I find real world examples of the Visionary, Scribe, Detective and the Advocate in this presentation.  The Scribe archetype in particular tends not to get a lot of attention.  Clients rarely pick this archetype the first time around. Maybe it’s the name “Scribe”, it just doesn’t have the pizazz that “Alchemist” or “Visionary” do.  Anyway, I’d like to use this presentation by a Statistician aka a modern Scribe, to illustrate the power of this archetype.  Where would we be if there weren’t Scribes to keep track of our history, our finances and even to use statistics to help enlighten and help us solve real-world issues like happiness and climate change?

The Scribe Archetype – description and history
Variations on this archetype are: Journalist, Documentarian, Accountant, Secretary, Record Keeper and Genealogist.
The Scribe differs from Author or Artist in one significant way: scribes copy or use existing works rather than create new ones. The Hebrew scribes were originally secretaries who wrote down the preachings of the prophets, but evolved into a priestly class charged with writing and maintaining the laws and records, copying previous scrolls, and committing oral traditions to paper. Medieval Christian scribes copied manuscripts and helped preserve learning. In India, the sages who compiled the Vedas are known as vyasa, a Sanskrit word that means “collector” but could be translated as “scribe.” We can expand the definition to cover modern journalists, who also record the existing knowledge and information of their day and uncover secrets (investigative reporters). And we would also have to include that largely anonymous horde of copiers who are busy uploading everything imaginable onto the Internet in the hope of preserving it by distributing it to millions. What makes the Internet the modern equivalent of the medieval scriptorum is that so much information is transcribed onto it not for personal gain but for the sheer joy of preserving and sharing these artifacts with the rest of the world.

The shadow aspect of the Scribe can manifest in altering facts, plagiarizing, or selling information that belongs to others.
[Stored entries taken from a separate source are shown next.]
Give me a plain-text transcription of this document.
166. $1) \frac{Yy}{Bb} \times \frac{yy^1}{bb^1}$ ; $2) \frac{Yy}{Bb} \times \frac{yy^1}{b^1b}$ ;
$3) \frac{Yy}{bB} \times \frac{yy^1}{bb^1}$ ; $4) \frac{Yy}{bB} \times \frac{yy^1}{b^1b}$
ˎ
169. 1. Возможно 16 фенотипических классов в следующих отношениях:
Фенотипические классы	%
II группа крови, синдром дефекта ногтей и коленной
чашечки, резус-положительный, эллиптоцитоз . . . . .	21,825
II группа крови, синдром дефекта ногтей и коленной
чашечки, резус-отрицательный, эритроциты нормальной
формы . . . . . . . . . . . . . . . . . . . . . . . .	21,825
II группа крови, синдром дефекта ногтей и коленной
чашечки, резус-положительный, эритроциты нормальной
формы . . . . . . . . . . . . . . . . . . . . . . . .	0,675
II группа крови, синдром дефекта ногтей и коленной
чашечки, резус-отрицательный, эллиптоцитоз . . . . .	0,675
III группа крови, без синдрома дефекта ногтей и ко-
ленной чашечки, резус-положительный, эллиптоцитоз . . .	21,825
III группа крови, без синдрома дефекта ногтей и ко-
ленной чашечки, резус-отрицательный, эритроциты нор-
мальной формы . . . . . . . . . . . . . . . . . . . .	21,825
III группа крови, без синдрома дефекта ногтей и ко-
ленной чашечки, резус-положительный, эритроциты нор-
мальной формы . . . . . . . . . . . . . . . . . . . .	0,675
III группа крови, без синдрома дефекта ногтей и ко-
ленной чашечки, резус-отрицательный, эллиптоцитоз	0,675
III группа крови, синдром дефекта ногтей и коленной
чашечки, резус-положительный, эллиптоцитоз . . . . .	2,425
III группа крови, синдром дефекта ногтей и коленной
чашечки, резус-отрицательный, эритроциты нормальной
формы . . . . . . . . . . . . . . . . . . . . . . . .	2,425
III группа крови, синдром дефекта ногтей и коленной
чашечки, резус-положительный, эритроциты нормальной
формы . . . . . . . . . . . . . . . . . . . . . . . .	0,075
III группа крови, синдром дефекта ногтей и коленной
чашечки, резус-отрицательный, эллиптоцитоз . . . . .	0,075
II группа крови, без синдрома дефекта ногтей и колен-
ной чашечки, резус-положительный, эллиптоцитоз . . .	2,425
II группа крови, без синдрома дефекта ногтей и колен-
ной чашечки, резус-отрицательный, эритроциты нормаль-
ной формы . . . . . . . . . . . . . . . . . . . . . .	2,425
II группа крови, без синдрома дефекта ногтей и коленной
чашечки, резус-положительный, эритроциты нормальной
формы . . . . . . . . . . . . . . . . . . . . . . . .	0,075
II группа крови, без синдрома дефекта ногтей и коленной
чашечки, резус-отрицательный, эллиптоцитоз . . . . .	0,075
You could even say that a crooked Accountant is a shadow Scribe or a photo-journalist that sets up images to portray a biased opinion.

References
Films: Dustin Hoffman and Robert Redford in All the President’s Men; Sally Field in Absence of Malice (shadow); Kirk Douglas in Ace in the Hole (shadow); Nicole Kidman in To Die For (shadow); Holly Hunter in Broadcast News.
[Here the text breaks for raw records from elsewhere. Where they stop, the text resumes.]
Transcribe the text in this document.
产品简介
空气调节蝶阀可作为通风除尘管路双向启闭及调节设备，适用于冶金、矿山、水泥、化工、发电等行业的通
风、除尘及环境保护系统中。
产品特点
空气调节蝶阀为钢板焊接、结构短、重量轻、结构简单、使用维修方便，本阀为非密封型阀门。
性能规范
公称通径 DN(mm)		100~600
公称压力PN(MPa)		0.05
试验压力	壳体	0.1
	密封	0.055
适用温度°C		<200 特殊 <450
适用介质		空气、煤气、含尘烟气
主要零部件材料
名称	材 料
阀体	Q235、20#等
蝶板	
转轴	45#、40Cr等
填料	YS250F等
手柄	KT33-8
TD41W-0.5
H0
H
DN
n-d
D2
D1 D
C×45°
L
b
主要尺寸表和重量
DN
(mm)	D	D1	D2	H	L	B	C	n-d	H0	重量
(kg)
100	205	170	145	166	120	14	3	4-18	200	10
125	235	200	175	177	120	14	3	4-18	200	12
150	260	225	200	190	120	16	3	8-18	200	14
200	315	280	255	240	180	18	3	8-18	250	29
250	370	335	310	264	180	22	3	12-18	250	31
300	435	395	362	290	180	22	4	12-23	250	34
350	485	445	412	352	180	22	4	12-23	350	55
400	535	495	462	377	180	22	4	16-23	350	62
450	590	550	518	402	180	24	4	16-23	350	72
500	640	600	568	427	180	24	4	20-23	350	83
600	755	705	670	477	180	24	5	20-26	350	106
Fiction: Bartleby the Scrivener by Herman Melville
Religion/Myth: Ezra (Hebrew scribe and priest, best known for collecting and editing the books of the Hebrew Bible, or Old Testament, in the fifth century B.C.); Imhotep (in Egyptian myth, an architect, physician, and scribe in the court of the Pharaoh Zoser); Thoth (Egyptian god of wisdom, inventor of writing, and patron of scribes, often depicted as a man with the head of an ibis, holding a scribal tablet and reed pen).